Children need a lot of practice and support in order to achieve fluency in children’s novels. This program’s home practice sessions helps students develop the skills and reading habits that build solid fluency and comprehension.
The Program Guide that parents receive at the first class contains general guidance for home practice as well as specific week-by-week directions. Each week’s home practice is broken up into four sessions spread out over four days, and includes the activities explained below.
Students read independently during each home practice session. In the first class, they receive two books to get them started: a selection from the Transition to Chapter Books list, Nate the Great and the Pillowcase, and one from the Chapter Books 1 list, The Chalk Box Kid. Students use both books for independent reading during the first week of home practice. In later weeks, parents help children choose books for independent reading using the book selection guidance provided in each week’s home practice instructions. Once parents receive a Book-Level Recommendation in Week 4, they’ll select books from the section of the booklist that the teacher recommends.
As students read, parents provide assistance as needed. For example, it can be very helpful for weaker readers to hear an entire book read aloud before they try it on their own. For other children, listening to just a few pages of the book read aloud is enough of a boost to get them started. More confident readers usually prefer to read a book independently from start to finish. Each of these scenarios is productive; parents should do whatever is most comfortable for the child.
In the first week of the program parents fill out an online homework questionnaire about their child’s reading experience. The information they provide helps the teacher assess the child’s reading level. In the fourth week of class, the teacher gives parents a Book-Level Recommendation to guide their selection of books for their son or daughter’s independent reading.
Each week, students learn skills and strategies for reading multisyllabic words and complete a six-page unit in the Long-Word Decoding for Third Graders workbook. The teacher instructs students in class and gets them started on the unit. At home, students complete the rest of the unit during two home practice sessions.
Each week in class, the teacher provides fluency training in a passage from The Chalk Box Kid. Students then read this same passage aloud twice during each home practice session. They can read it aloud to a parent, or on their own.
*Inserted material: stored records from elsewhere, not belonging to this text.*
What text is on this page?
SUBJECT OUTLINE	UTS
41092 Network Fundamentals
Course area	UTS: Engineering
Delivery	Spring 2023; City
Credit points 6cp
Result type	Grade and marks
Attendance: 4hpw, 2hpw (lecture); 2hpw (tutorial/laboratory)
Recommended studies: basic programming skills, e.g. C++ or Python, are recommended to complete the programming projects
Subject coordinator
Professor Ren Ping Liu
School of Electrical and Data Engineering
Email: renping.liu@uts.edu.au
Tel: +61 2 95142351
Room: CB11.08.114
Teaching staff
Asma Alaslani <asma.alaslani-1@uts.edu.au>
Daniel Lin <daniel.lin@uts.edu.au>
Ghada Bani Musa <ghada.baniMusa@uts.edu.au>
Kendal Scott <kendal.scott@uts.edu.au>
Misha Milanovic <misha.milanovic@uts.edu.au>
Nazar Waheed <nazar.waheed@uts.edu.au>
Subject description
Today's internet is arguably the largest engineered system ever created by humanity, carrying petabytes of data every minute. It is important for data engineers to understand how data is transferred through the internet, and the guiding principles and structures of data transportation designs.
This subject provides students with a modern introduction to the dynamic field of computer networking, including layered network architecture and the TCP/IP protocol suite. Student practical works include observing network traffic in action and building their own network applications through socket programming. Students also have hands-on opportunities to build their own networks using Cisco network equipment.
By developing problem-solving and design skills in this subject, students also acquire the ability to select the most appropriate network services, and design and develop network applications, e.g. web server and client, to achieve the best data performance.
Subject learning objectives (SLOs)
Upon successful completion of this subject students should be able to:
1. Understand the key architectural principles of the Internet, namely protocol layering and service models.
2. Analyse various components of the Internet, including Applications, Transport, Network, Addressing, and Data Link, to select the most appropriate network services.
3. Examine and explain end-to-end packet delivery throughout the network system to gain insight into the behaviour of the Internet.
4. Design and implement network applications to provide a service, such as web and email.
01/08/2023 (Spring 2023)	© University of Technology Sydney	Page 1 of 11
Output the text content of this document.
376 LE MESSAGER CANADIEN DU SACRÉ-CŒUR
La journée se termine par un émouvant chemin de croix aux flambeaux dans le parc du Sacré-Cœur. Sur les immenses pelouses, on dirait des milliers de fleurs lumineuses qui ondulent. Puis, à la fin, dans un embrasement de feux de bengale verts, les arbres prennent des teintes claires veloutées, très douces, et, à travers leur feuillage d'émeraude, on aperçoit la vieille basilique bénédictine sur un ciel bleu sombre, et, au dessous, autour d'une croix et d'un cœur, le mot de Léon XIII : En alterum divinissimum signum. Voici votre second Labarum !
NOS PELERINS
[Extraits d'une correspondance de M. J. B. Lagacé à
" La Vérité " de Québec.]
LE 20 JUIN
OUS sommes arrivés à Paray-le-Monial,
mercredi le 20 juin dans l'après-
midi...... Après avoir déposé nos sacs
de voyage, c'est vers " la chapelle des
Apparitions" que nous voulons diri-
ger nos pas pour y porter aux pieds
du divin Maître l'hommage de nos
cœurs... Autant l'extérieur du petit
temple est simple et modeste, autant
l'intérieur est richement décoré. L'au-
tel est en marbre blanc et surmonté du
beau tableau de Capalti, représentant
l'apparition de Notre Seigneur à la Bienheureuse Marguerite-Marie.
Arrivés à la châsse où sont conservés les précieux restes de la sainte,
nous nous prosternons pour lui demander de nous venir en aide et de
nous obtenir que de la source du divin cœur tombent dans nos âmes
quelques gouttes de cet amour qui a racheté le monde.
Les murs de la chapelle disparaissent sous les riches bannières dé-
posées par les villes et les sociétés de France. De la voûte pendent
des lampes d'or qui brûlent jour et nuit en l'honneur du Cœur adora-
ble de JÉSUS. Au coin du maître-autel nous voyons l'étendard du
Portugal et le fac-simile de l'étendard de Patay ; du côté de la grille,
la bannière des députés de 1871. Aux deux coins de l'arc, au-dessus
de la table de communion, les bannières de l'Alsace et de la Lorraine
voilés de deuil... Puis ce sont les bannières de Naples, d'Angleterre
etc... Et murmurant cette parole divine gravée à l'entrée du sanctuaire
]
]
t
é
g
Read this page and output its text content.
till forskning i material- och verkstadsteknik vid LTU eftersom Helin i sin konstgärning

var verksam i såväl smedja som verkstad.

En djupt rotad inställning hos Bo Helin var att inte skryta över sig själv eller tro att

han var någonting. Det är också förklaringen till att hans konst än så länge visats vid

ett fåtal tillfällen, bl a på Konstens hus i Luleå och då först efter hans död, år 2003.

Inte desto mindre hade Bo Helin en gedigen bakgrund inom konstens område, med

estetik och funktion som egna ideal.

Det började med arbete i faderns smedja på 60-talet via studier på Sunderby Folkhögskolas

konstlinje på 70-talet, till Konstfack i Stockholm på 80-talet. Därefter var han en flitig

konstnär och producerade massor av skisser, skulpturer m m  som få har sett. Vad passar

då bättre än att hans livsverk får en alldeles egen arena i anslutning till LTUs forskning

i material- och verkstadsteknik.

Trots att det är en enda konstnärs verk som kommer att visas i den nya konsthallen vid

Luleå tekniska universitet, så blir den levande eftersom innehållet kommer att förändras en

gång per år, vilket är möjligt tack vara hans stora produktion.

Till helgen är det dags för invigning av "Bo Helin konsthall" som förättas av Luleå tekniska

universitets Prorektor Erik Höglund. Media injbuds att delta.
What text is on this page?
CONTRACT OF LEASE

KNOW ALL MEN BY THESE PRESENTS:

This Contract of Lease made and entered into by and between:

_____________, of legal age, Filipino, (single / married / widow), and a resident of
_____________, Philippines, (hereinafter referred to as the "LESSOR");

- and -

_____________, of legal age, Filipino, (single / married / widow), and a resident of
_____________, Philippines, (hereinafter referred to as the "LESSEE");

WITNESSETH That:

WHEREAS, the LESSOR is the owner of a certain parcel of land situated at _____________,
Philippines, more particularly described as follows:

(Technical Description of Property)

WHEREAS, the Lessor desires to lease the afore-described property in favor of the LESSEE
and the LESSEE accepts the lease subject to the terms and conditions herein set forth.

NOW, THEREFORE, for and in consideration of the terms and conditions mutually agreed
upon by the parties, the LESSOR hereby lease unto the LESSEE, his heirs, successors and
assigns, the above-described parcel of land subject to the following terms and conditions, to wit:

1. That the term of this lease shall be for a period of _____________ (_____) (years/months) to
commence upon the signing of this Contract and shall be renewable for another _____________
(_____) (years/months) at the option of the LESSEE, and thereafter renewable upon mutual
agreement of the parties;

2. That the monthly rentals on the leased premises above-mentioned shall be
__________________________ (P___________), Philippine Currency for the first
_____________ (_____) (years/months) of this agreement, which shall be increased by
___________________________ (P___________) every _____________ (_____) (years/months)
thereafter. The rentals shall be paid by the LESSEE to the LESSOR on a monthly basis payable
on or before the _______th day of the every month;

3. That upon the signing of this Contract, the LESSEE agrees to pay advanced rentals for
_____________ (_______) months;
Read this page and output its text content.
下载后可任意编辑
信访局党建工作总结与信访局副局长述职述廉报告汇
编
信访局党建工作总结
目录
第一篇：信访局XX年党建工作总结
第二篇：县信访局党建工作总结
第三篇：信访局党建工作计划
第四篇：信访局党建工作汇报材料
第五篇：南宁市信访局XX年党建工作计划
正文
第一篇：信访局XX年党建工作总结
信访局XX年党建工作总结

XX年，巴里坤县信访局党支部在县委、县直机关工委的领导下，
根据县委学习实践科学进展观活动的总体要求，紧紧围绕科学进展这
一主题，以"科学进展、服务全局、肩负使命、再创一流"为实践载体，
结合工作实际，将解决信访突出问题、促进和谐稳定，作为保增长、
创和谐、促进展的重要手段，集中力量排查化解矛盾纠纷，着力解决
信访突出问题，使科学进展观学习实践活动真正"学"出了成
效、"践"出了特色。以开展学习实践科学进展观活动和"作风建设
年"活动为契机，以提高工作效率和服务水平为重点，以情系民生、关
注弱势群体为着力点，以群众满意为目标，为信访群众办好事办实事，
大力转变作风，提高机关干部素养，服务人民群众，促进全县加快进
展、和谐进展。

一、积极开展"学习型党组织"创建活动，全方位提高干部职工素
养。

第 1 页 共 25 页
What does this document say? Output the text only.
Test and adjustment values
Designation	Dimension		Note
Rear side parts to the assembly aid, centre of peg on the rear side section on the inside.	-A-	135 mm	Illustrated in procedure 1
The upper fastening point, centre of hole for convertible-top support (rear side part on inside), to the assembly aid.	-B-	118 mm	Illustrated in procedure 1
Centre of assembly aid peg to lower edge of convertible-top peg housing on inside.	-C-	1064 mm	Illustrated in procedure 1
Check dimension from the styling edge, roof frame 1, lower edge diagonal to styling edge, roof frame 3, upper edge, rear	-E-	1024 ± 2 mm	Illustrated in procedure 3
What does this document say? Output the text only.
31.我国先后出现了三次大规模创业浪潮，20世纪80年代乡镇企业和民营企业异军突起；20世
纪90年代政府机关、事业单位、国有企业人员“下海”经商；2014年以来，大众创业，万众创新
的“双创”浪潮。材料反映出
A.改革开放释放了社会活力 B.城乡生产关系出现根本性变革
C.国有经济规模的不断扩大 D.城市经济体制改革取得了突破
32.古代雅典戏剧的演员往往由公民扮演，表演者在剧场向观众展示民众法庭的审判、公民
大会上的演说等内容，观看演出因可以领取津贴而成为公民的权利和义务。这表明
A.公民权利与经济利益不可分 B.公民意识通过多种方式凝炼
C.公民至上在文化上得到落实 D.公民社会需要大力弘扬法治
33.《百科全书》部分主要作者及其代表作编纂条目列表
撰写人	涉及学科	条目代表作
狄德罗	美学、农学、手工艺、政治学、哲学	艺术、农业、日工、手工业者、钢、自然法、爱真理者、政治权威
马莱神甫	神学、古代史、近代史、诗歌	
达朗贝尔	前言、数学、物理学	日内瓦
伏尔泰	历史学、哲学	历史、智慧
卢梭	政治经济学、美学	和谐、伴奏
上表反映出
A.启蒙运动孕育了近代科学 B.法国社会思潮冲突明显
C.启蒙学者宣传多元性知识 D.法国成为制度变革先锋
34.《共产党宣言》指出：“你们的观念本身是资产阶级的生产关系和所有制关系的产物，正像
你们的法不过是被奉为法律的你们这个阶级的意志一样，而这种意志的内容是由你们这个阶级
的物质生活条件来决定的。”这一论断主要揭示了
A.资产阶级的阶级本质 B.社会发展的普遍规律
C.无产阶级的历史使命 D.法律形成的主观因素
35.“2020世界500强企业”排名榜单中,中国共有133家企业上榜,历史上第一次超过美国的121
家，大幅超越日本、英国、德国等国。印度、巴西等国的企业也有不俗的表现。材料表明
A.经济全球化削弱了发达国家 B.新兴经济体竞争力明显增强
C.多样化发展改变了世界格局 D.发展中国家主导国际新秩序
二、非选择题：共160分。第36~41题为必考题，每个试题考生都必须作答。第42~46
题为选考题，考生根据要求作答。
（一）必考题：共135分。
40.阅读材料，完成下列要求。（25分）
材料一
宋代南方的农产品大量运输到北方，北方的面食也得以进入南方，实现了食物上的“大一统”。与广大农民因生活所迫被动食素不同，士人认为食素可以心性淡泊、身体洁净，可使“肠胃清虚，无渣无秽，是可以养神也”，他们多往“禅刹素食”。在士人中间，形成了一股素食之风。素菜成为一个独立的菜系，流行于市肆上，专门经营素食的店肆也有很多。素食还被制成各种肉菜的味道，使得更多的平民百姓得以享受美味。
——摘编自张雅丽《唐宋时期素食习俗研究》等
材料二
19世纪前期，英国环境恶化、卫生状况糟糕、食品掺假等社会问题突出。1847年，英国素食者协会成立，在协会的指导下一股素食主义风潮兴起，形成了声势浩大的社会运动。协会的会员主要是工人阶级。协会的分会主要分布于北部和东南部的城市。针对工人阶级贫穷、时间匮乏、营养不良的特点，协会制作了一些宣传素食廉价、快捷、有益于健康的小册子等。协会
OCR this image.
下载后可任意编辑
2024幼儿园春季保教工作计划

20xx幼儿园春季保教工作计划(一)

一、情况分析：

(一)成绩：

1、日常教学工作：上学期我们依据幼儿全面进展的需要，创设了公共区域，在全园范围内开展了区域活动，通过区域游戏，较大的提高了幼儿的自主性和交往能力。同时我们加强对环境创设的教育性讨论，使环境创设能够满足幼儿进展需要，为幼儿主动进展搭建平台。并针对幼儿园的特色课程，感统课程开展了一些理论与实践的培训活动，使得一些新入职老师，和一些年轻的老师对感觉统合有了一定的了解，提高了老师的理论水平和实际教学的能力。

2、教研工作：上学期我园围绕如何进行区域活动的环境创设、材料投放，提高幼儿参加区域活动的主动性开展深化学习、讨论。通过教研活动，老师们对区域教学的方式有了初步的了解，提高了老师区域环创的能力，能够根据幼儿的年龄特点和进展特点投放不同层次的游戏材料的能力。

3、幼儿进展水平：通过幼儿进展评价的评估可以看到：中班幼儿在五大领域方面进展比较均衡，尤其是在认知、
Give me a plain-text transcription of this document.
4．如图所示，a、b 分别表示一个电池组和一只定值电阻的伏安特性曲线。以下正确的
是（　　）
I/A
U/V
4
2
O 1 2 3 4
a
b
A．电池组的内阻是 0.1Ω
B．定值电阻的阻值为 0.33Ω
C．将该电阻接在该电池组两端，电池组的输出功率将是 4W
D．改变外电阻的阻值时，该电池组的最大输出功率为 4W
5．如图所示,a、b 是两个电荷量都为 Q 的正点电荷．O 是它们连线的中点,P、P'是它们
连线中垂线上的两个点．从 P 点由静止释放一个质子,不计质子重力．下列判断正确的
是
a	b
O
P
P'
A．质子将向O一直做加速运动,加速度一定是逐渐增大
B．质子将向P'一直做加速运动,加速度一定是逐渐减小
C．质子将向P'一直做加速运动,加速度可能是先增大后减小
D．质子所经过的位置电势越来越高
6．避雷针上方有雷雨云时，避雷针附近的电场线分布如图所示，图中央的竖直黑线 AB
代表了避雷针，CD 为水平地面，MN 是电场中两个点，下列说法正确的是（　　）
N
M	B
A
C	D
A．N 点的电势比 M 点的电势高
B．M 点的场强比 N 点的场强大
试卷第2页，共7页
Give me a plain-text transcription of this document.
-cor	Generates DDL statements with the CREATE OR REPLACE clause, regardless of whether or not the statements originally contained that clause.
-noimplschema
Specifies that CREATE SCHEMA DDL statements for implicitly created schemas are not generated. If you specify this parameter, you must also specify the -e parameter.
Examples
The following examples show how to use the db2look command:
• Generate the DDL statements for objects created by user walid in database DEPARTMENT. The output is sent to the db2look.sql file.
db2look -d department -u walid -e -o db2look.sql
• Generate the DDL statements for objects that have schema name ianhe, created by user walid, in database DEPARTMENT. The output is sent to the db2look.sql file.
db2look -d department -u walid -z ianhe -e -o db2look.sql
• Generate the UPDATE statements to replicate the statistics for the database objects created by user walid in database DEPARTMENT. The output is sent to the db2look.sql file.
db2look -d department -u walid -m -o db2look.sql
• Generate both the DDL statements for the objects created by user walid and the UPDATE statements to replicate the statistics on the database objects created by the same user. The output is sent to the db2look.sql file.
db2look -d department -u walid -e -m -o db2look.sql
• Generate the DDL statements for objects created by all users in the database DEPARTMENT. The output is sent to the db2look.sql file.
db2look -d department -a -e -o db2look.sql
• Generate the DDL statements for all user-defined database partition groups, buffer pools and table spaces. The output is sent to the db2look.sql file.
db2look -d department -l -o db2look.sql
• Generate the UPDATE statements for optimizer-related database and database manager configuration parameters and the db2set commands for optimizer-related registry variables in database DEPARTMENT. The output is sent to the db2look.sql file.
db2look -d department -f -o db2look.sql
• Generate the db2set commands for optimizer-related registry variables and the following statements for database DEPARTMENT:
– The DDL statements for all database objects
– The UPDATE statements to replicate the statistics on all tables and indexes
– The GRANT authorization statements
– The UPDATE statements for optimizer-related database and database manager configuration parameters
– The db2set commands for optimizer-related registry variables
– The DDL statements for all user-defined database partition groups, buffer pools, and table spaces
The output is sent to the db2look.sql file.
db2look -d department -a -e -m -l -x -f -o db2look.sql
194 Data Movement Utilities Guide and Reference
Twice a week, parents read aloud to their child from a children’s novel. They select a book from the Reading Development Booklist. Parents and children can choose books from the Children’s Novels 1 list, which is the first list of children’s novels recommended for independent reading, or from one of the Children’s Novels for Reading Aloud lists. If listening to longer books read aloud is new to the child, parents may want to begin with a shorter novel. In addition to the Children’s Novels for Reading Aloud list, the booklist includes a Specialty Children’s Novels list. Books from the fairy and folk tales section of this list are especially engaging for third graders.